Broker metrics can show lag and throughput, but they cannot explain your business failure. Instrument handlers with domain-aware metrics.

Tuning for Throughput on a Low-Latency Topic

Large batches and large receiver queues improve throughput, but they add waiting time. Use different settings for alerting paths and analytics paths.

Production Checklist

Use this checklist before shipping an event-driven Go service:

Event names describe facts that already happened.
Each topic has a clear purpose and a stable message contract.
Schemas expose only fields that consumers truly need.
Schema evolution rules are documented before deployment.
Producers and consumers are created during startup and fail fast on invalid schema or broker connection errors.
Domain code depends on ports, not broker packages.
Producer and consumer adapters are reusable across event types.
Consumers acknowledge only after successful processing.
Failed messages have retry rules and a DLQ path.
Unit tests cover handlers without a broker.
Integration tests cover broker-specific behavior with a real broker.
Metrics include lag, throughput, processing time, ack count, nack count, retry count, and DLQ count.
Logs include message ID, topic, subscription, event type, and status.
Payloads are not logged in production unless there is a controlled, temporary reason.
Scaling decisions are made per consumer, not globally for the whole system.

Conclusion

Event-driven Go systems work best when events are treated as stable facts, not hidden procedure calls. The producer publishes a clear contract, the broker stores and routes messages, and each consumer reacts at its own pace.

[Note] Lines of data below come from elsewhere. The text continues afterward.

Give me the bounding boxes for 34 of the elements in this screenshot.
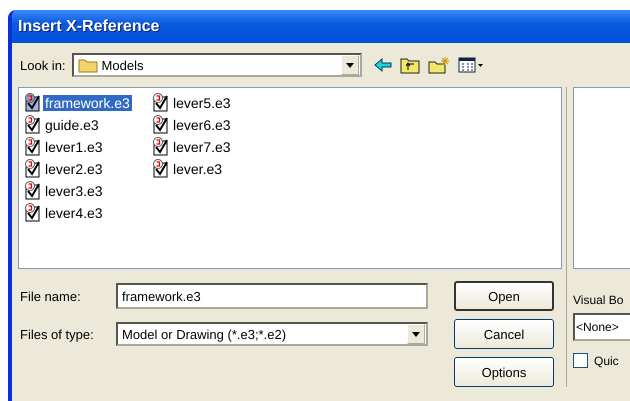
caret-icon [412,332,420,336]
dropdown-button[interactable] [407,324,425,344]
file-item[interactable]: lever4.e3 [43,205,105,221]
file-item[interactable]: lever7.e3 [171,139,233,155]
look-in-value: Models [102,58,144,72]
window-title: Insert X-Reference [18,18,160,36]
cancel-button[interactable]: Cancel [454,319,554,349]
folder-icon [78,57,98,73]
files-of-type-dropdown[interactable]: Model or Drawing (*.e3;*.e2) [116,322,428,346]
file-item[interactable]: lever5.e3 [171,95,233,111]
file-item[interactable]: lever3.e3 [43,183,105,199]
look-in-label: Look in: [20,58,66,72]
file-name-label: File name: [20,288,82,304]
view-menu-icon[interactable] [458,57,484,73]
open-button[interactable]: Open [454,281,554,311]
caret-icon [346,62,354,68]
file-item[interactable]: lever1.e3 [43,139,105,155]
back-arrow-icon[interactable] [374,58,392,72]
file-item[interactable]: framework.e3 [43,95,132,111]
look-in-dropdown[interactable]: Models [72,53,362,77]
files-of-type-label: Files of type: [20,326,95,342]
dropdown-button[interactable] [340,55,359,75]
file-item[interactable]: lever.e3 [171,161,224,177]
file-item[interactable]: guide.e3 [43,117,101,133]
quick-label: Quic [594,354,619,368]
new-folder-icon[interactable] [428,56,450,74]
file-name-field[interactable]: framework.e3 [116,283,428,309]
quick-checkbox[interactable] [573,353,588,368]
file-item[interactable]: lever6.e3 [171,117,233,133]
file-item[interactable]: lever2.e3 [43,161,105,177]
visual-dropdown[interactable]: <None> [573,313,630,341]
visual-label: Visual Bo [573,293,624,307]
folder-up-icon[interactable] [400,56,420,74]
options-button[interactable]: Options [454,357,554,387]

Go fits this style well because small interfaces and generics let you keep broker integration reusable without polluting business code. Pulsar provides durable topics, subscriptions, schema enforcement, acknowledgments, and DLQ support. Avro gives teams a shared language that can evolve carefully.

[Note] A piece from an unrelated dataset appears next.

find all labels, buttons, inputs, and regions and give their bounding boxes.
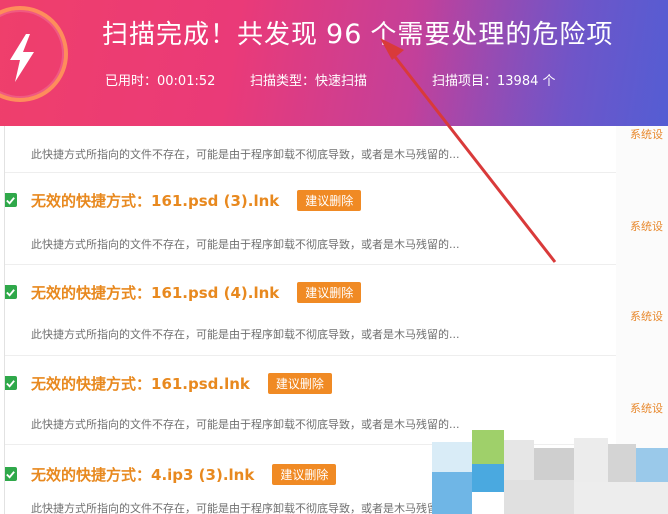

The result is not only a faster system. It is a system that can change. New consumers can appear without rewriting the producer. Slow services can scale independently. Failed messages can be inspected instead of lost. Operators can see lag, retries, and processing time before users notice a problem.

Build the stream around clear contracts, measured tradeoffs, and observable behavior. That is what turns messaging from a technical add-on into a reliable backbone for enterprise services.